When the Coast Guard comes to town
Posted by PA2 Grant DeVuyst, Wednesday, August 13, 2014
At 165 degrees 25 minutes west longitude, Nome, Alaska, is about as west as a person can get on the North American continent. The city lives up to the location. Modern day prospectors toil for gold in the shadows of age-old mining dredges. Dusty streets meander through venerable buildings, reminders of the first gold rush at the turn of the last century. The combination of tribal, frontier and maritime history creates an atmosphere unlike any other.
Although the lack of any permanent personnel would suggest otherwise, the Coast Guard also has a storied past with the little city. It’s a relationship that was clearly ongoing on Coast Guard Day 2014.
Bulldog of the Bering
Moored at the pier was all 282-feet of the Coast Guard Cutter Alex Haley, the Bulldog of the Bering. Aboard the cutter, members of the community gathered: city and tribal leaders with an interest in Coast Guard operations in their region. Out in town, the crewmembers celebrated the Coast Guard’s birthday by taking part in a softball game with the local youth league.
Bright and early the next morning, before the crew headed back out to sea to continue their mission, they took to the beaches to give back to the welcoming community. Over the course of a couple hours they cleared Nome’s West Beach of litter, restoring it to the natural beauty of the Bering Sea coast.
Boat on a Plane
An even stranger sight in Nome, Coast Guard personnel aboard a Station Valdez 25-foot Response Boat – Small zipped past the cutter at its berth. The RBS boatcrew and Sector Anchorage enforcement team members flew up to Nome on an Air Station Kodiak HC-130 Hercules airplane!
“The team I brought up is comprised of the boatcrew and Reservist law enforcement members from Sector Anchorage,” said Lt. j.g. Laura Gadziala, the lead boarding officer for Operation Gold Nugget, a part of Arctic Shield 2014. “The focus for Operation Gold Nugget is to come out here and target the gold dredge vessels that are mining off the coast of Nome.”

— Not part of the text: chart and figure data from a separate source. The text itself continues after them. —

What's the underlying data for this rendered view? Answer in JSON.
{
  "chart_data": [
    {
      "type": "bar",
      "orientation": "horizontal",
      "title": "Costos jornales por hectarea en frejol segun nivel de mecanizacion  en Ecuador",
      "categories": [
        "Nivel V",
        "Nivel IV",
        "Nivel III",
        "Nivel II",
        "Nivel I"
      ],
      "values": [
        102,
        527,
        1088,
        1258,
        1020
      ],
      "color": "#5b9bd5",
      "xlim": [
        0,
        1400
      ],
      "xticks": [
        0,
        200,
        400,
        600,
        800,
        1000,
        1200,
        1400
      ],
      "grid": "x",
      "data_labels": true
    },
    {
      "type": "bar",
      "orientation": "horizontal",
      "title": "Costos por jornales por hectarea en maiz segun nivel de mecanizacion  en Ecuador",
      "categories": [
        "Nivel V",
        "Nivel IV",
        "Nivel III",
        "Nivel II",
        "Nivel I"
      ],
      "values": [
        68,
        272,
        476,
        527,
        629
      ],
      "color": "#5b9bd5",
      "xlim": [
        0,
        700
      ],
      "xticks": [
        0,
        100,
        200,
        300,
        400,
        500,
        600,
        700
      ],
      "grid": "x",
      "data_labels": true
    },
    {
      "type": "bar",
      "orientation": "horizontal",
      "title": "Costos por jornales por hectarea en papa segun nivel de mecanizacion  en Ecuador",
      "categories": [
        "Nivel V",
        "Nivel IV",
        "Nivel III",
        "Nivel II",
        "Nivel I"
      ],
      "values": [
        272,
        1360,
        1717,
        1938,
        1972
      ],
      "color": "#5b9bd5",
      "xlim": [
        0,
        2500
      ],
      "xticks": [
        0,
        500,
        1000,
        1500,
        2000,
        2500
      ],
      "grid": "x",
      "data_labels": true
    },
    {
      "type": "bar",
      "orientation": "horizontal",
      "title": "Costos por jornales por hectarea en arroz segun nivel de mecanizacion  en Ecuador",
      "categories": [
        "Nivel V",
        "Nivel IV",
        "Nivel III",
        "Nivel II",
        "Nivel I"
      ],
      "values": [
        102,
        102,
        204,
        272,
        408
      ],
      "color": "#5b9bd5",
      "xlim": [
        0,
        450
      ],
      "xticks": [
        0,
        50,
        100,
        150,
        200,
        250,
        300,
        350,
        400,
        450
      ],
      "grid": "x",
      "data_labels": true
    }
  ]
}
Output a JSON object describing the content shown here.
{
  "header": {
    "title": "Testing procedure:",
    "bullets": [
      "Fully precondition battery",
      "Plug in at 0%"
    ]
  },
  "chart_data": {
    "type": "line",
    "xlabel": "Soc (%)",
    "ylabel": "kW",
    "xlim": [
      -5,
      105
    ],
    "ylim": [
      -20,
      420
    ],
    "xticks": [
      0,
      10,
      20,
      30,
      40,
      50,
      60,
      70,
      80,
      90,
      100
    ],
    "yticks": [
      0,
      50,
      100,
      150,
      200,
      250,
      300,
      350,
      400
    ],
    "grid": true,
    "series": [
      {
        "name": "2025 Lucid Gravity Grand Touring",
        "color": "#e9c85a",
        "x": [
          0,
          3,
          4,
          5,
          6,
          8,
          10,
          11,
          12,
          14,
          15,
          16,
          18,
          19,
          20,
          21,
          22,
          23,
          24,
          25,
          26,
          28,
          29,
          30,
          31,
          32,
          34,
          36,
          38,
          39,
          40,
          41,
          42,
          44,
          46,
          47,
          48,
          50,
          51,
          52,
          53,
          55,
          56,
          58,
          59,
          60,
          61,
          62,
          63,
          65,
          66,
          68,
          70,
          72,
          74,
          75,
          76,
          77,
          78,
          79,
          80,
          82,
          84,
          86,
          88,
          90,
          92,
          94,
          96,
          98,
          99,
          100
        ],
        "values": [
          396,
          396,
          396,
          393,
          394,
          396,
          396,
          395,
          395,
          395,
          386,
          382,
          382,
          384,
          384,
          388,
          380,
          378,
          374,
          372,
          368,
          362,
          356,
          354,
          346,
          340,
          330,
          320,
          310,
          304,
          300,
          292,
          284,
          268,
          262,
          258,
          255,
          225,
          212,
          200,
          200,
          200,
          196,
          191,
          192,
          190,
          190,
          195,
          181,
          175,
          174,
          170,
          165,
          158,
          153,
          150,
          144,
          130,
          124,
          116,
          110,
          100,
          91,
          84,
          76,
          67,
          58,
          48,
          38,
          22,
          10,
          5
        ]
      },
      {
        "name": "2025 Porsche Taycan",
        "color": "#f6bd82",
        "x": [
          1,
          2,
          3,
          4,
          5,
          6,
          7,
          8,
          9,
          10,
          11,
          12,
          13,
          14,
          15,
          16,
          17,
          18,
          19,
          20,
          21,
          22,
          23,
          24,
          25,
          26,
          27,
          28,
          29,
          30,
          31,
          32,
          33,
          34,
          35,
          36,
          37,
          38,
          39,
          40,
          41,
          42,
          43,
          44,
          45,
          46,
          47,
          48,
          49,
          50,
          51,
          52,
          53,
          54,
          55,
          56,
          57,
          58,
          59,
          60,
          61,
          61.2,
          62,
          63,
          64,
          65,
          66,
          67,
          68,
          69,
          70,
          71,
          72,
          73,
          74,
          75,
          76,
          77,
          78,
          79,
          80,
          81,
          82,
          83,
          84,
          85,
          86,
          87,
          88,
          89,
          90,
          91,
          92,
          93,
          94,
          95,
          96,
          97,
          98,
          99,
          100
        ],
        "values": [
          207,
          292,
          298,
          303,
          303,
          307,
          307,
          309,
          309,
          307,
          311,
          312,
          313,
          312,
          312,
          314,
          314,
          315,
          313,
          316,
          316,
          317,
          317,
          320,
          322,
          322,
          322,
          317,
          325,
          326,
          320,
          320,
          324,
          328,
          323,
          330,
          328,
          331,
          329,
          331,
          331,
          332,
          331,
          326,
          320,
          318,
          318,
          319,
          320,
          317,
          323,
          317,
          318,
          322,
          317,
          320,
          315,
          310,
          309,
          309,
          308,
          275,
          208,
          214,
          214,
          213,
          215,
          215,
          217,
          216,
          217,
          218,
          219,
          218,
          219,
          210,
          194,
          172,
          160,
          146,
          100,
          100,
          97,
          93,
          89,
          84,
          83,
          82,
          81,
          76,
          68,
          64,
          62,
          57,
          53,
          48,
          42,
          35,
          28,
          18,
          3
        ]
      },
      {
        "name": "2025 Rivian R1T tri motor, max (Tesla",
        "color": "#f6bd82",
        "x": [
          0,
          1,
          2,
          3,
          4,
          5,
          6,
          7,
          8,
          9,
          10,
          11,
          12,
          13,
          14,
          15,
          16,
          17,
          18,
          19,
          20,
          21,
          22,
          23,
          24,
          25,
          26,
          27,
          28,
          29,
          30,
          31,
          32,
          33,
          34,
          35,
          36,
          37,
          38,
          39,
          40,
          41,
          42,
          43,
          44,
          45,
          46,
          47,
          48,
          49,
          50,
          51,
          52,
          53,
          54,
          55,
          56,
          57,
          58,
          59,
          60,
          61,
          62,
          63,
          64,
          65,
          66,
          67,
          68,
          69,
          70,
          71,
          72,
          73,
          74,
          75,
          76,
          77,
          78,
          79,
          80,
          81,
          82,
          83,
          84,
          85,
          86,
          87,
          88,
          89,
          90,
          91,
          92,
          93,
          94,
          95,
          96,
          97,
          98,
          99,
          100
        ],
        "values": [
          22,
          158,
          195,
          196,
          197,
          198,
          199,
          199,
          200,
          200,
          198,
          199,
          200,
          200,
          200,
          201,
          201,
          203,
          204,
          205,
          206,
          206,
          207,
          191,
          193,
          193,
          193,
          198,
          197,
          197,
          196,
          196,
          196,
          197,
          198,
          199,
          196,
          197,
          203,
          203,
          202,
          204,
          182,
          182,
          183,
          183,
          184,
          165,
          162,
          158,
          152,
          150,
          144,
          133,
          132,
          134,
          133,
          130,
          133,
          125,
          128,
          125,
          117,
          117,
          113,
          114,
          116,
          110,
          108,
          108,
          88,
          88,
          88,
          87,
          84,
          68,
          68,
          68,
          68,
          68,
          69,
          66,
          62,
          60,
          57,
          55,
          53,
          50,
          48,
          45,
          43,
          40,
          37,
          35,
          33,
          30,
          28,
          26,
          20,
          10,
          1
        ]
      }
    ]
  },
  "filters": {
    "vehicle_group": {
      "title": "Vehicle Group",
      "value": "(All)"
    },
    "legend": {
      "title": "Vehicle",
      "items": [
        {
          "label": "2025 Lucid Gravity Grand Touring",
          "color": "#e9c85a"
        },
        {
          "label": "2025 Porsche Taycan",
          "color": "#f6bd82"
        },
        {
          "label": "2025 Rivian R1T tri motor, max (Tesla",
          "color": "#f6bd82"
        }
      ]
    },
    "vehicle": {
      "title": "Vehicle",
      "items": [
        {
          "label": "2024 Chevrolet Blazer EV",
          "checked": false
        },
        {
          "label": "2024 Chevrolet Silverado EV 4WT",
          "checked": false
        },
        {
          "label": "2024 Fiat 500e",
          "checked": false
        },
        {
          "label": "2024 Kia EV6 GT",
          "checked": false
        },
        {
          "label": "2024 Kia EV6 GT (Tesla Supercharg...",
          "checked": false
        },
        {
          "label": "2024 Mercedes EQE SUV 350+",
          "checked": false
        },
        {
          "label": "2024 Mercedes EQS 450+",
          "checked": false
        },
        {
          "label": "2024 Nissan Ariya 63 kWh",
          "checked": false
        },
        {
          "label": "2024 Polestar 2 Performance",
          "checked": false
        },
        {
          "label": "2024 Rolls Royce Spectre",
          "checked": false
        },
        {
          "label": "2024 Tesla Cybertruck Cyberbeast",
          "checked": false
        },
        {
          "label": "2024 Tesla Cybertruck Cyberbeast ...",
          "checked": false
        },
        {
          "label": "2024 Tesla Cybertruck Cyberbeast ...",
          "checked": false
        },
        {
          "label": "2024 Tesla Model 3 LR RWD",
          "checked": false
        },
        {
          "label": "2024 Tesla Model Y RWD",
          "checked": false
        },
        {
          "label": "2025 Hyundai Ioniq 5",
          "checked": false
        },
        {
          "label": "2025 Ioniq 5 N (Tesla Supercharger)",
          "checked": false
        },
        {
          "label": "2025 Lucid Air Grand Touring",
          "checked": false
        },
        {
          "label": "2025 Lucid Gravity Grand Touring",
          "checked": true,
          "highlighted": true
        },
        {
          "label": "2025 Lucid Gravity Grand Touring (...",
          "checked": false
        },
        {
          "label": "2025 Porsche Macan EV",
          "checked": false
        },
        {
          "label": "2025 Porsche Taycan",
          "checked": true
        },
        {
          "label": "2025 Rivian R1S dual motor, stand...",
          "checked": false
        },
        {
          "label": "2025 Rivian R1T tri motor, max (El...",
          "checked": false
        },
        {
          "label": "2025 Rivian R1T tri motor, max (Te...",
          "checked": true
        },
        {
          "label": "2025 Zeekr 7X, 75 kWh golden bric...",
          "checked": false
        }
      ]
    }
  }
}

The boardings focused on two very important aspects of offshore dredging: safety and environmental stewardship. The boarding team members were trained to identify necessary safety equipment on board the dredging vessels, as well as ensure that steps were being taken to minimize the chance of pollution. It may have been a shock to the dredging crews to see a Coast Guard boat in Nome, so there was another team working on the shore to make sure the mining mariners were prepared.
Decals for Safety
Lt. Tom Pauser and Lt. j.g. Kat Martorelli travelled the furthest distance of all the Coast Guard crews in Alaska to make it to Nome. Hailing from 17th District headquarters in Juneau, they brought with them the expertise of the prevention department.
“We’ve had mariners seek us out because they don’t want to stop and come back in because they are missing something,” said Pauser. “The more mariners and vessels we get to at the docks, the more they’re able to perform other activities on the water.”
With the mariners in a more relaxed scenario, the prevention members were able to talk about regulations and other above-and-beyond means of ensuring safety at sea. The two-pronged approach gave the Coast Guard personnel a chance to learn more about the dredging industry and how to better regulate federal requirements.
The Story Continues
Before leaving Nome, Pauser, Martorelli and Petty Officer 2nd Class Sean Purcell, a maritime enforcement specialist from Sector Anchorage, stopped by a local summer camp to talk to kids about water safety. The program, Kids Don’t Float, focuses on older students teaching their younger peers life-long safety lessons. It’s looking forward to the future.
In much the same way, the Coast Guard continues to build ties with the city of Nome and other Arctic communities: learning more about the environment where we perform our statutory missions and the people we serve.